Essen. Die nigerianische Künstlerin Otobong Nkanga zeigt Museumsmenschen und ihre Lieblingsobjekte. Das Ergebnis wird dieser Tage auch stadtweit plakatiert.
Es gibt unterschiedliche Möglichkeiten, sich dem Profil eines Museums zu nähern. Man kann Ausstellungs-Kataloge wälzen, Besucher beobachten, die Sammlungsgeschichte studieren. Otobong Nkanga hat sich für die persönlichste Variante des Kennenlernens entschieden. Sie hat das Gespräch mit den Mitarbeitern des Museums gesucht.
Elf Folkwang-Menschen standen am Ende auf ihrer Interview-Liste, vom Museums-Direktor Tobia Bezzola bis zum Leiter der Fotografischen Sammlung, Florian Ebner. Sie alle wurden von Nkanga gebeten, sich mit persönlich ausgewählten Objekten der Sammlung fotografieren zu lassen. Die künstlerische Befragung ist Teil des von der Kunststiftung NRW groß angelegten Kunstprojektes 25/25/25, das die Bedeutung der kommunalen Museen in NRW für das kulturelle Leben der jeweiligen Stadt wieder stärker ins Bewusstsein rücken will.
Grandiose Folkwang-Vielfalt
Welche Schätze zeigt so eine Sammlung?
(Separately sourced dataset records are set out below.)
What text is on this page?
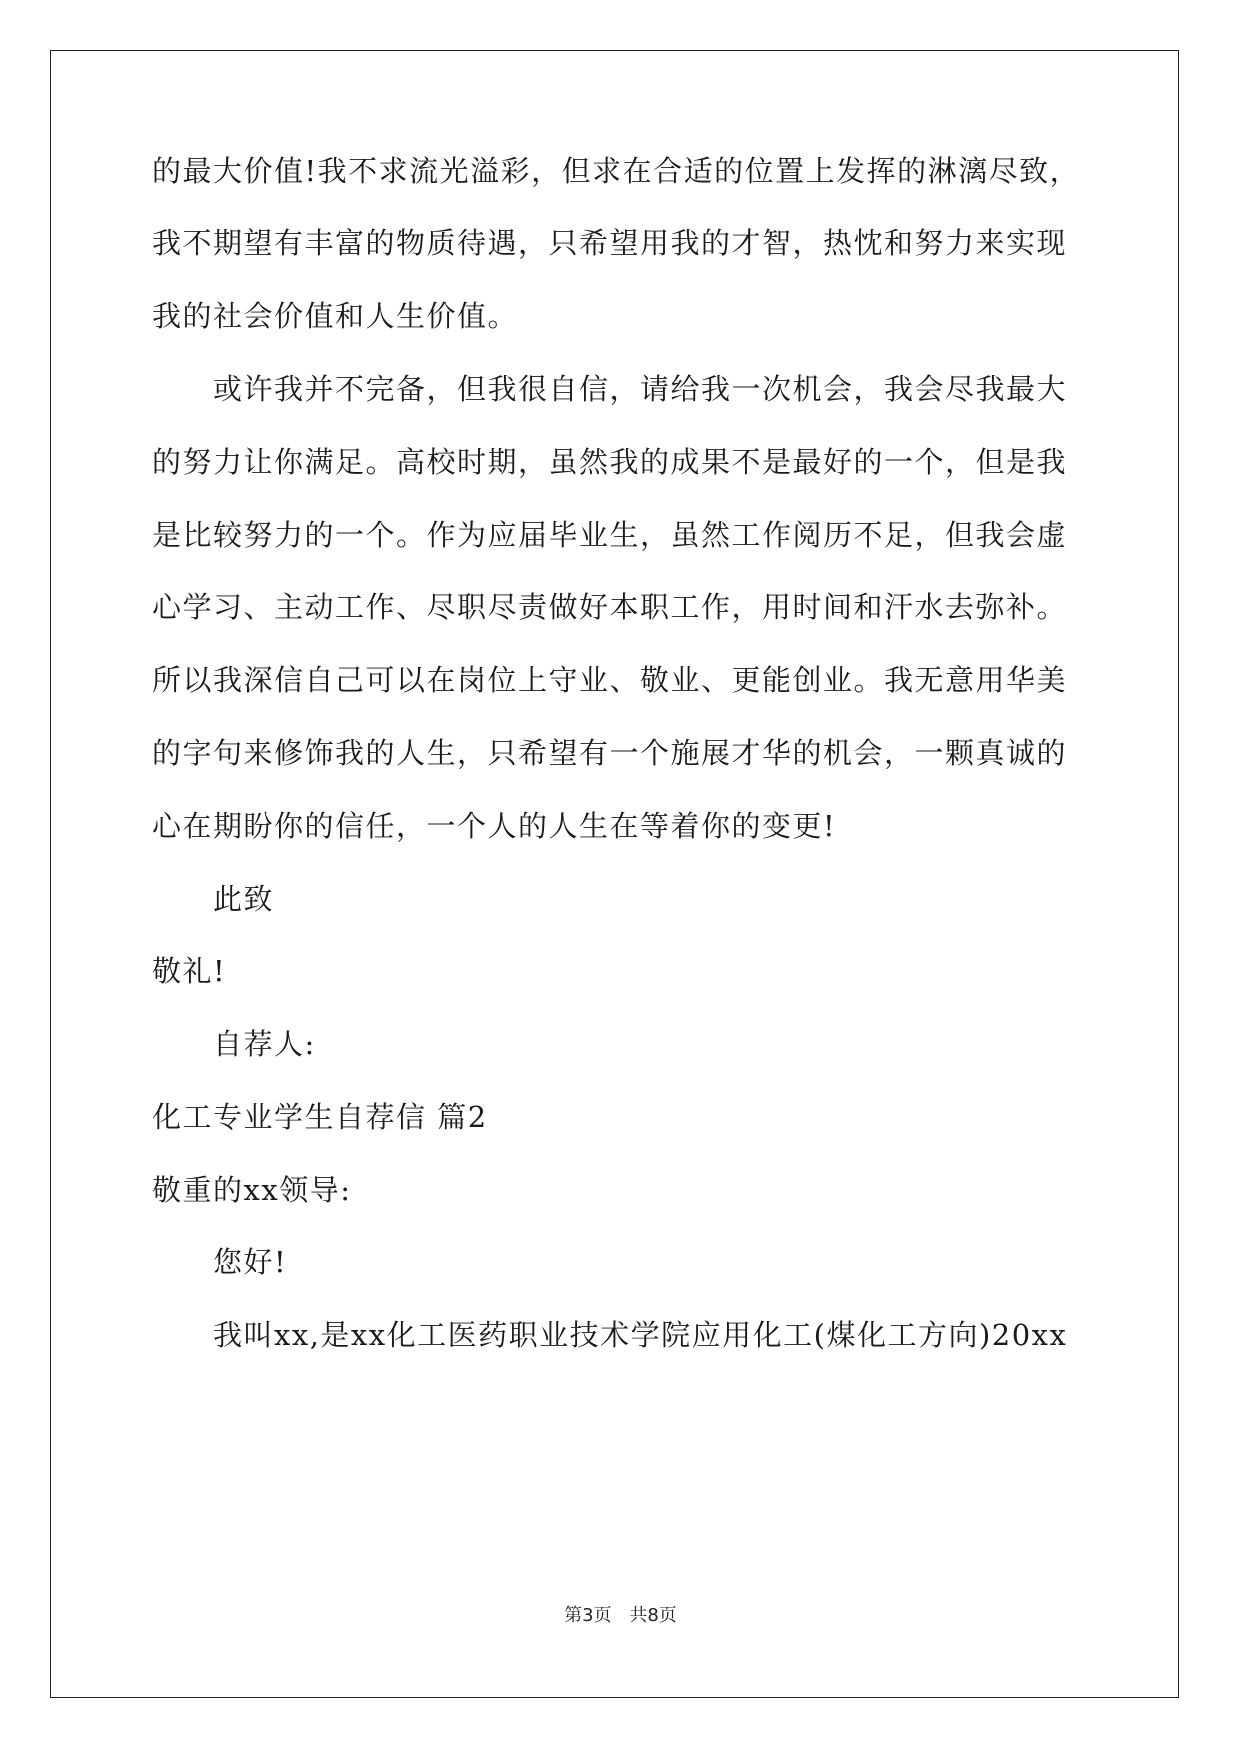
的最大价值!我不求流光溢彩，但求在合适的位置上发挥的淋漓尽致，
我不期望有丰富的物质待遇，只希望用我的才智，热忱和努力来实现
我的社会价值和人生价值。
或许我并不完备，但我很自信，请给我一次机会，我会尽我最大
的努力让你满足。高校时期，虽然我的成果不是最好的一个，但是我
是比较努力的一个。作为应届毕业生，虽然工作阅历不足，但我会虚
心学习、主动工作、尽职尽责做好本职工作，用时间和汗水去弥补。
所以我深信自己可以在岗位上守业、敬业、更能创业。我无意用华美
的字句来修饰我的人生，只希望有一个施展才华的机会，一颗真诚的
心在期盼你的信任，一个人的人生在等着你的变更!
此致
敬礼!
自荐人:
化工专业学生自荐信 篇2
敬重的xx领导:
您好!
我叫xx,是xx化工医药职业技术学院应用化工(煤化工方向)20xx
第3页 共8页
Welche Geschichten verbergen sich dahinter? Otobong Nkanga hat der Blick von außen auf die grandiose Folkwang-Vielfalt anfangs schier überwältigt. Mehrmals war die international gefragte Künstlerin für ihre Recherchen in den vergangenen Monaten in Essen zu Gast. Über die Gespräche ist sie tief in die Sammlungsgeschichte und manchmal auch bis in die Depots des Hauses vorgedrungen und lässt die einzelnen Objekte nun erzählen.
Das Projekt 25/25/25
Das Projekt 25/25/25 der Kunststiftung Ruhr bringt zum 25-jährigen Bestehen der Stiftung 25 internationale Künstler mit 25 städtischen Museen des Landes zusammen.
Die ausgewählten Künstler wurden gebeten, aus der Begegnung mit der jeweiligen Sammlung ein neues Kunstwerk zu entwickeln, welches das Profil des Museums reflektiert. Dieses „Porträt“ geht in den Besitz des jeweiligen Hauses über. Zusätzlich wird es auf großen Plakatwänden in der Stadt zu sehen sein, um den Blick der Bürger auf das Museum zu lenken.
Das Ergebnis ist zum einen ein großformatiges Plakat, das das Museum mitten in die Stadt trägt und René Grohnert, Leiter des Deutschen Plakat Museum, in den nächsten Wochen stadtweit mit einer Lithographie vom „Schuhhaus Stiller“ aus dem Jahr 1907 zeigt. Eine Postkarten-Aktion soll die Besucher zudem mit den Menschen und Werken bekannt machen, die sich besonders inspirieren. Tobias Burg, Kurator Grafische Sammlung, hat sich dabei für Ernst Ludwig Kirchners „Wintermondnacht“ entschieden, Restauratorin Silke Zeich wählte einen japanischen Bambus-Korb aus der großen und ungemein vielfältigen Osthaus-Sammlung aus.
Das entscheidende Verbindungsstück
Otobong Nkanga ließ sich für ihre Installation „Tracing Confessions“ ebenfalls vom Reichtum der Osthaus-Sammlung inspirieren. Eine von Brandspuren versehrte marmorne Hand aus dem antiken Gandhāra steht im Mittelpunkt ihrer mehrteiligen Arbeit, die Malerei und Installation, unterschiedliche Kulturen und Kontinente verbindet.
Die Hand, die auf den ersten Blick zu einer griechischen Statue gehören könnte, aber buddhistischer Herkunft ist, hat die Künstlerin dabei an das eigene „Halbe-Halbe“ erinnert. In Afrika geboren, in Europa zu Hause, war das Fragmentarische für Nkanga in diesem Fall das entscheidende Verbindungsstück.